There's Something About Fireflies

As summer nears its unofficial end, at least here in the Mid-Atlantic where I live, I have begun to notice signs that things are about to change. For instance, this morning a dozen or more golden and brown leaves appeared on the hood of my car. The noonday sun doesn’t stand directly overhead anymore and it isn’t quite as intense, either. Goldfinches have begun loping their way through the trees again to feed and nest. Even a few of the neighborhood children, the older ones at least, have begun to fly off to school.

Perhaps the most poignant signal that the season is winding down sounded last night, when I realized the fireflies were starting to disappear. Flitting, delicate acrobats of the twilight, fireflies are a sweet treat of summer worth savoring, like a lime-flavored popsicle on a hot afternoon. They are also fleeting and easy to miss or take for granted, if you don’t pay attention, especially in our busy, day-to-day adult lives.

Catching fireflies (or lightning bugs, as they are sometimes called) with bare hands is a ritual my kids and I like to perform every summer. After dinner, we head out to sit beneath a grove of trees or walk along the woods’ edge and watch the fireflies rise from the grass, leaping up like green sparks from an unseen fire. Usually it’s a catch-and-release activity, but sometimes a few unfortunates wind up in a glass jar on the bedside table. Then later, as the darkness settles in, we’ll sit on the screened-in porch to watch the fireflies make their way up into the tree canopy. There they will socialize, or at least the ones that don’t get eaten as the bats emerge, and twinkle like Christmas lights long into the night.

There is something quite magical about their little trick, what scientists call “bio-luminescence.” It’s a unique, cold-chemical reaction that causes their tail-ends to glow green, flashing on and off at will — and it’s an action that is repeated with heat in the heart of every child who catches one. Having caught hundreds, I’m sure, my kids still get giddy with excitement each time they cup a new one between their small palms.

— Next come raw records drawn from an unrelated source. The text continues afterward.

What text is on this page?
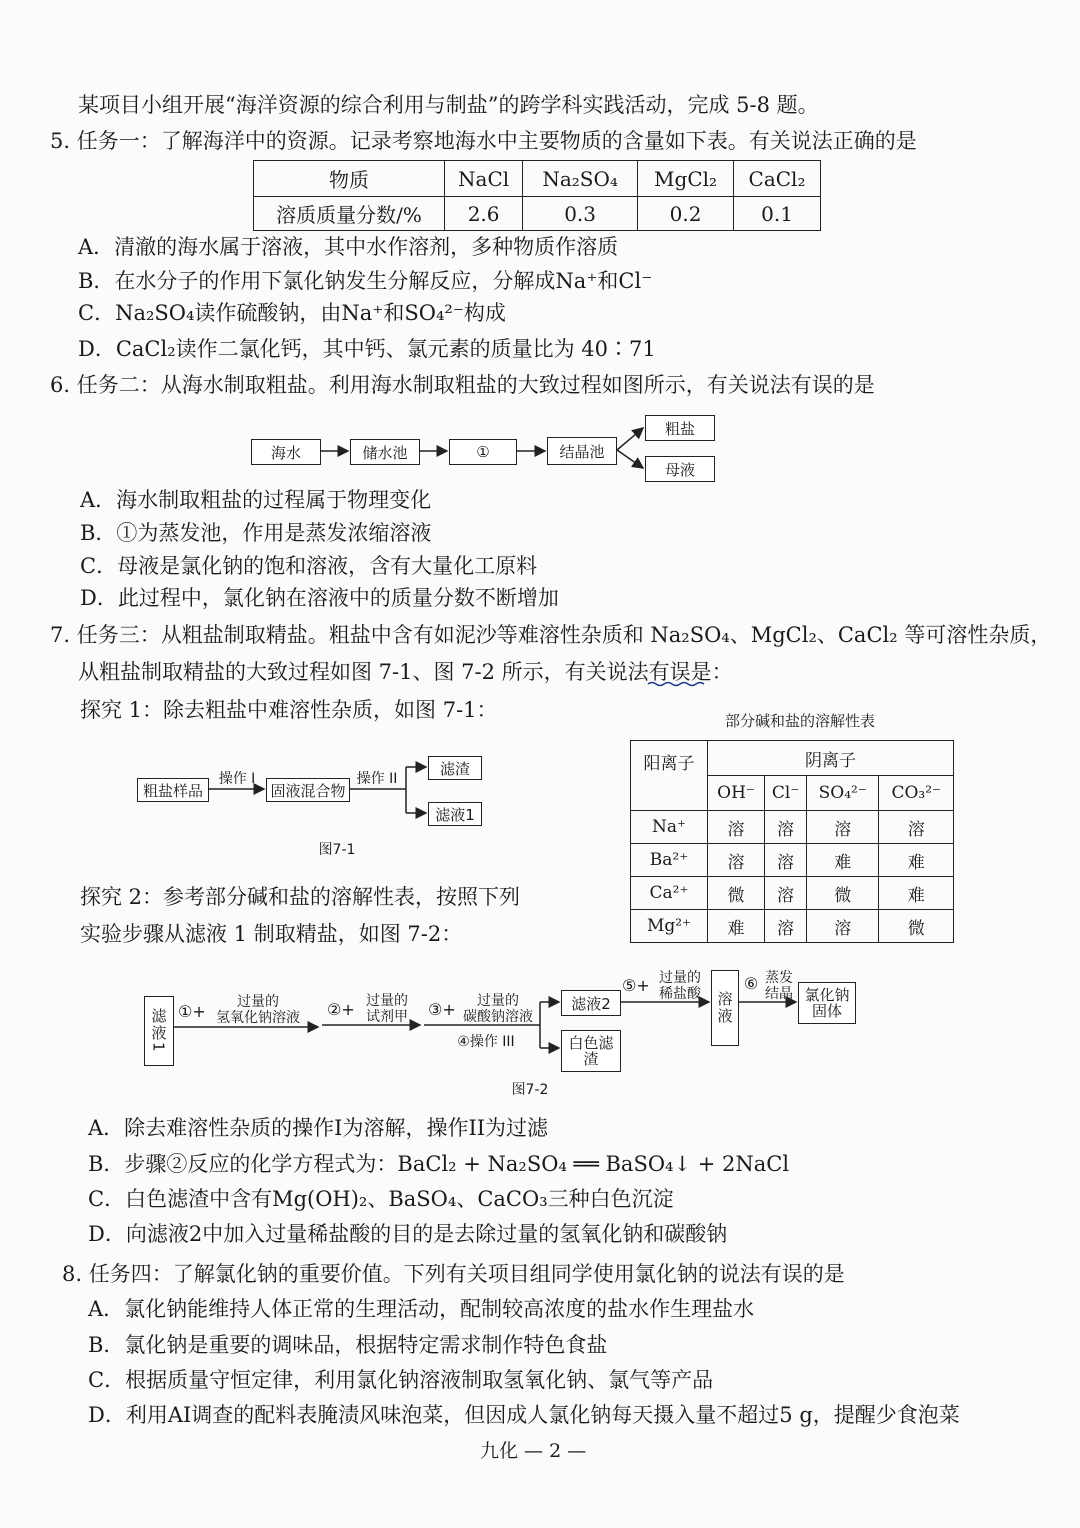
某项目小组开展“海洋资源的综合利用与制盐”的跨学科实践活动，完成 5-8 题。
5. 任务一：了解海洋中的资源。记录考察地海水中主要物质的含量如下表。有关说法正确的是
物质	NaCl	Na₂SO₄	MgCl₂	CaCl₂
溶质质量分数/%	2.6	0.3	0.2	0.1
A．清澈的海水属于溶液，其中水作溶剂，多种物质作溶质
B．在水分子的作用下氯化钠发生分解反应，分解成Na⁺和Cl⁻
C．Na₂SO₄读作硫酸钠，由Na⁺和SO₄²⁻构成
D．CaCl₂读作二氯化钙，其中钙、氯元素的质量比为 40∶71
6. 任务二：从海水制取粗盐。利用海水制取粗盐的大致过程如图所示，有关说法有误的是
海水	储水池	①	结晶池
粗盐
母液
A．海水制取粗盐的过程属于物理变化
B．①为蒸发池，作用是蒸发浓缩溶液
C．母液是氯化钠的饱和溶液，含有大量化工原料
D．此过程中，氯化钠在溶液中的质量分数不断增加
7. 任务三：从粗盐制取精盐。粗盐中含有如泥沙等难溶性杂质和 Na₂SO₄、MgCl₂、CaCl₂ 等可溶性杂质，
从粗盐制取精盐的大致过程如图 7-1、图 7-2 所示，有关说法有误是：
探究 1：除去粗盐中难溶性杂质，如图 7-1：
粗盐样品
操作 I
固液混合物
操作 II
滤渣
滤液1
图7-1
探究 2：参考部分碱和盐的溶解性表，按照下列
实验步骤从滤液 1 制取精盐，如图 7-2：
部分碱和盐的溶解性表
阳离子	阴离子			
	OH⁻	Cl⁻	SO₄²⁻	CO₃²⁻
Na⁺	溶	溶	溶	溶
Ba²⁺	溶	溶	难	难
Ca²⁺	微	溶	微	难
Mg²⁺	难	溶	溶	微
滤液1 ①+	过量的
氢氧化钠溶液	②+ 过量的
试剂甲	③+	过量的
碳酸钠溶液
④操作 III
滤液2
白色滤渣
⑤+ 过量的
稀盐酸 溶液
⑥ 蒸发
结晶 氯化钠固体
图7-2
A．除去难溶性杂质的操作I为溶解，操作II为过滤
B．步骤②反应的化学方程式为：BaCl₂ + Na₂SO₄ ══ BaSO₄↓ + 2NaCl
C．白色滤渣中含有Mg(OH)₂、BaSO₄、CaCO₃三种白色沉淀
D．向滤液2中加入过量稀盐酸的目的是去除过量的氢氧化钠和碳酸钠
8. 任务四：了解氯化钠的重要价值。下列有关项目组同学使用氯化钠的说法有误的是
A．氯化钠能维持人体正常的生理活动，配制较高浓度的盐水作生理盐水
B．氯化钠是重要的调味品，根据特定需求制作特色食盐
C．根据质量守恒定律，利用氯化钠溶液制取氢氧化钠、氯气等产品
D．利用AI调查的配料表腌渍风味泡菜，但因成人氯化钠每天摄入量不超过5 g，提醒少食泡菜
九化 — 2 —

The pedestrian truth is that fireflies are really just beetles, most about the size of a small paperclip. They don’t last long, living only about 2 months in the summer, once they have matured. And, though they are quite simple to catch by hand, they (and especially their spirit) are hard to capture or illustrate on paper. In pictures on the Internet, for instance, fireflies just look like ordinary bugs. Or worse. Even at their glowing best, fireflies are not loved by the camera.

Dan Zanes does a good job of capturing the childish wonderment that fireflies engender in his song, “Firefly”. I learned to play it on the guitar and sing it to my kids on occasion. But are there many other songs out there that do the same? Not that I could find. The Magnetic Fields recorded “100,000 Fireflies,” a typically funny, cynical love song for them. Alan Jackson has a firefly love song, too, and even Faith Hill titled a recent LP “Fireflies,” but none of these efforts really has anything to do with the eponymous insect.

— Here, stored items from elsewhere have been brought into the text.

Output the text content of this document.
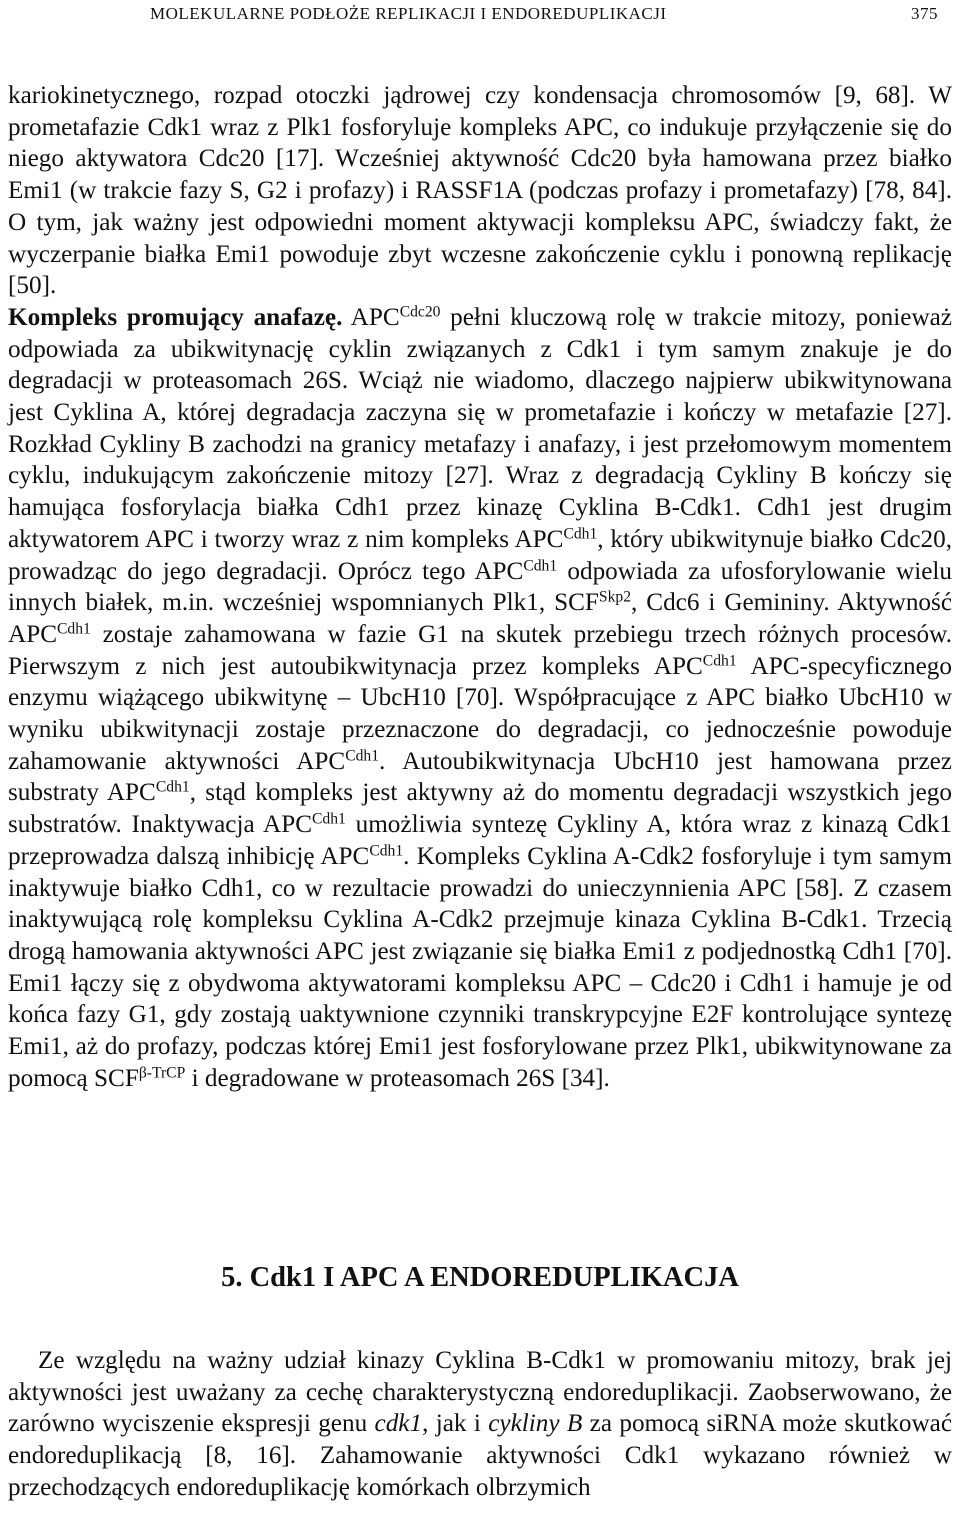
MOLEKULARNE PODŁOŻE REPLIKACJI I ENDOREDUPLIKACJI	375

kariokinetycznego, rozpad otoczki jądrowej czy kondensacja chromosomów [9, 68]. W prometafazie Cdk1 wraz z Plk1 fosforyluje kompleks APC, co indukuje przyłączenie się do niego aktywatora Cdc20 [17]. Wcześniej aktywność Cdc20 była hamowana przez białko Emi1 (w trakcie fazy S, G2 i profazy) i RASSF1A (podczas profazy i prometafazy) [78, 84]. O tym, jak ważny jest odpowiedni moment aktywacji kompleksu APC, świadczy fakt, że wyczerpanie białka Emi1 powoduje zbyt wczesne zakończenie cyklu i ponowną replikację [50].

Kompleks promujący anafazę. $APC^{Cdc20}$ pełni kluczową rolę w trakcie mitozy, ponieważ odpowiada za ubikwitynację cyklin związanych z Cdk1 i tym samym znakuje je do degradacji w proteasomach 26S. Wciąż nie wiadomo, dlaczego najpierw ubikwitynowana jest Cyklina A, której degradacja zaczyna się w prometafazie i kończy w metafazie [27]. Rozkład Cykliny B zachodzi na granicy metafazy i anafazy, i jest przełomowym momentem cyklu, indukującym zakończenie mitozy [27]. Wraz z degradacją Cykliny B kończy się hamująca fosforylacja białka Cdh1 przez kinazę Cyklina B-Cdk1. Cdh1 jest drugim aktywatorem APC i tworzy wraz z nim kompleks $APC^{Cdh1}$, który ubikwitynuje białko Cdc20, prowadząc do jego degradacji. Oprócz tego $APC^{Cdh1}$ odpowiada za ufosforylowanie wielu innych białek, m.in. wcześniej wspomnianych Plk1, $SCF^{Skp2}$, Cdc6 i Gemininy. Aktywność $APC^{Cdh1}$ zostaje zahamowana w fazie G1 na skutek przebiegu trzech różnych procesów. Pierwszym z nich jest autoubikwitynacja przez kompleks $APC^{Cdh1}$ APC-specyficznego enzymu wiążącego ubikwitynę – UbcH10 [70]. Współpracujące z APC białko UbcH10 w wyniku ubikwitynacji zostaje przeznaczone do degradacji, co jednocześnie powoduje zahamowanie aktywności $APC^{Cdh1}$. Autoubikwitynacja UbcH10 jest hamowana przez substraty $APC^{Cdh1}$, stąd kompleks jest aktywny aż do momentu degradacji wszystkich jego substratów. Inaktywacja $APC^{Cdh1}$ umożliwia syntezę Cykliny A, która wraz z kinazą Cdk1 przeprowadza dalszą inhibicję $APC^{Cdh1}$. Kompleks Cyklina A-Cdk2 fosforyluje i tym samym inaktywuje białko Cdh1, co w rezultacie prowadzi do unieczynnienia APC [58]. Z czasem inaktywującą rolę kompleksu Cyklina A-Cdk2 przejmuje kinaza Cyklina B-Cdk1. Trzecią drogą hamowania aktywności APC jest związanie się białka Emi1 z podjednostką Cdh1 [70]. Emi1 łączy się z obydwoma aktywatorami kompleksu APC – Cdc20 i Cdh1 i hamuje je od końca fazy G1, gdy zostają uaktywnione czynniki transkrypcyjne E2F kontrolujące syntezę Emi1, aż do profazy, podczas której Emi1 jest fosforylowane przez Plk1, ubikwitynowane za pomocą $SCF^{\beta-TrCP}$ i degradowane w proteasomach 26S [34].

5. Cdk1 I APC A ENDOREDUPLIKACJA

Ze względu na ważny udział kinazy Cyklina B-Cdk1 w promowaniu mitozy, brak jej aktywności jest uważany za cechę charakterystyczną endoreduplikacji. Zaobserwowano, że zarówno wyciszenie ekspresji genu cdk1, jak i cykliny B za pomocą siRNA może skutkować endoreduplikacją [8, 16]. Zahamowanie aktywności Cdk1 wykazano również w przechodzących endoreduplikację komórkach olbrzymich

The Japanese poet Issa wrote 100 or so haiku about his encounters with fireflies. Often joyful (“a flower big / as an umbrella-hat / fly there firefly!”), usually humorous (“blown away / by the horse’s fart / a firefly”), sometimes sad (“do you think my sleeve / is your parent? / fleeing firefly”), Issa’s poems, though written 200 years ago and half a world away, paint a vivid picture that anyone walking on their summer lawn can appreciate. The Web site HaikuGuy has a nice collection that you can search. Eric Carle’s book, “The Very Lonely Firefly,” also captures the universal magic of the experience when a swarm of fireflies literally lights up at the end of the story.

To get to the heart of the real firefly experience, then, you have to have your own close encounter. So go out tonight and watch the remaining fireflies rise up out of the grass or twinkle their way into the treetops. Don’t wait another day. These seasonal tourists won’t stick around much longer and they will not be back until next summer.